His namesake Peter Mwangi is a former artisan but now refers to himself a technical director, after he revamped his cook stove business that he established in 1996 following a grant of 6,000 dollars from GVEP and which has since turned him into a middleclass Kenyan.

“While my peers in the business were still procrastination on making a decision whether to embrace the proposals from my benefactors, I plunged into it head on and benefitted from their free training and practical sessions. Now they are the same ones asking me how I managed to turn my business around.”

He said the skills he garnered under the project such as book- keeping and frugal use of funds has enabled him to expand his business and is now a net supplier of clean cook stoves and boilers to schools in Nakuru County, though his immediate dream is to venture into the East African region market and later go international.

“I have bought a residential plot, a pick-up for deliveries and also drive a family car, through a venture that not many people, myself included, gave much chance of breaking even.”

Since John Konzolo was introduced to the project in 2008, he has opened two other outlets where he stocks and repairs solar products.

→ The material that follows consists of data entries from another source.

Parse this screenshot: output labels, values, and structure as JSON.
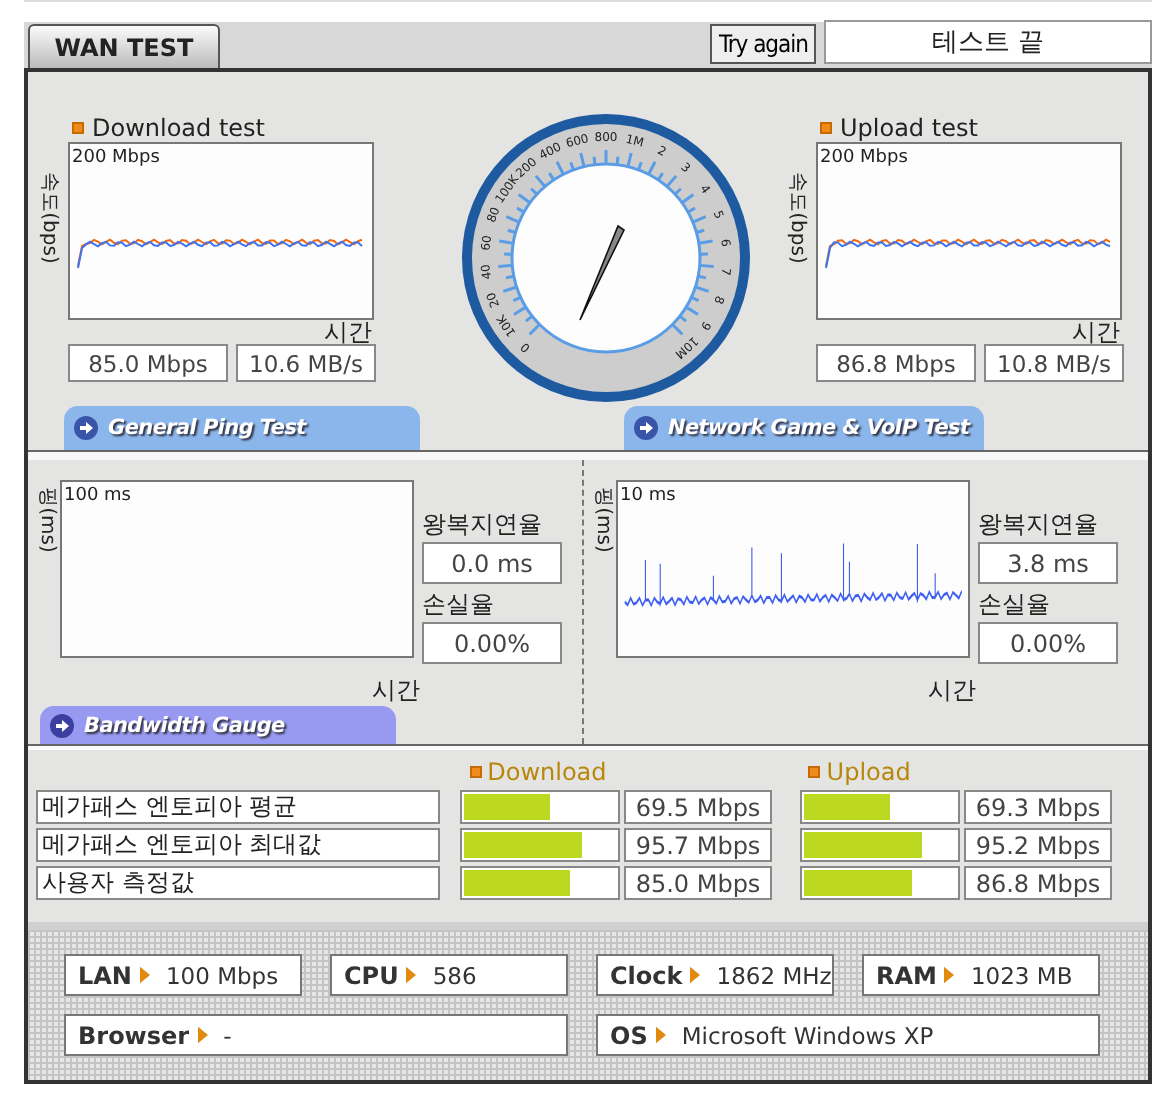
{
  "tab": {
    "label": "WAN TEST",
    "selected": true
  },
  "try_again": "Try again",
  "status": "테스트 끝",
  "speed_tests": [
    {
      "title": "Download test",
      "y_label": "속도(bps)",
      "scale": "200 Mbps",
      "x_label": "시간",
      "mbps": "85.0 Mbps",
      "mbs": "10.6 MB/s"
    },
    {
      "title": "Upload test",
      "y_label": "속도(bps)",
      "scale": "200 Mbps",
      "x_label": "시간",
      "mbps": "86.8 Mbps",
      "mbs": "10.8 MB/s"
    }
  ],
  "gauge": {
    "labels": [
      "0",
      "10K",
      "20",
      "40",
      "60",
      "80",
      "100K",
      "200",
      "400",
      "600",
      "800",
      "1M",
      "2",
      "3",
      "4",
      "5",
      "6",
      "7",
      "8",
      "9",
      "10M"
    ]
  },
  "ping_headers": [
    "General Ping Test",
    "Network Game & VoIP Test"
  ],
  "ping": [
    {
      "y_label": "핑(ms)",
      "scale": "100 ms",
      "x_label": "시간",
      "trace": false,
      "rtt_label": "왕복지연율",
      "rtt": "0.0 ms",
      "loss_label": "손실율",
      "loss": "0.00%"
    },
    {
      "y_label": "핑(ms)",
      "scale": "10 ms",
      "x_label": "시간",
      "trace": true,
      "rtt_label": "왕복지연율",
      "rtt": "3.8 ms",
      "loss_label": "손실율",
      "loss": "0.00%"
    }
  ],
  "bandwidth_header": "Bandwidth Gauge",
  "bandwidth": {
    "columns": [
      "Download",
      "Upload"
    ],
    "rows": [
      {
        "label": "메가패스 엔토피아 평균",
        "download": {
          "level": 0.56,
          "value": "69.5 Mbps"
        },
        "upload": {
          "level": 0.56,
          "value": "69.3 Mbps"
        }
      },
      {
        "label": "메가패스 엔토피아 최대값",
        "download": {
          "level": 0.78,
          "value": "95.7 Mbps"
        },
        "upload": {
          "level": 0.78,
          "value": "95.2 Mbps"
        }
      },
      {
        "label": "사용자 측정값",
        "download": {
          "level": 0.7,
          "value": "85.0 Mbps"
        },
        "upload": {
          "level": 0.71,
          "value": "86.8 Mbps"
        }
      }
    ]
  },
  "system": [
    {
      "label": "LAN",
      "value": "100 Mbps",
      "wide": false
    },
    {
      "label": "CPU",
      "value": "586",
      "wide": false
    },
    {
      "label": "Clock",
      "value": "1862 MHz",
      "wide": false
    },
    {
      "label": "RAM",
      "value": "1023 MB",
      "wide": false
    },
    {
      "label": "Browser",
      "value": "-",
      "wide": true
    },
    {
      "label": "OS",
      "value": "Microsoft Windows XP",
      "wide": true
    }
  ]
}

“Unlike in the past when clients I installed solar products for would complain of shoddy workmanship, today is a different story and all my customers are contented with my work.”

About 80 percent of sub-Saharan Africans don’t have easy access to modern forms of energy. To cook their food, heat their homes, educate their children and earn a living, they rely on unhealthy, expensive and unsustainable options.

Collecting wood to provide a cooked meal for your family is hard work; buying charcoal for the same purpose is expensive. This limited access to energy consigns many to live in poverty and exposes them to significant health impacts.

Compared to traditional cooking methods, an improved cook stove is more energy efficient and hence uses less biomass to cook the same amount of food. It also reduces the amount of smoke and harmful emissions given off by the burning biomass.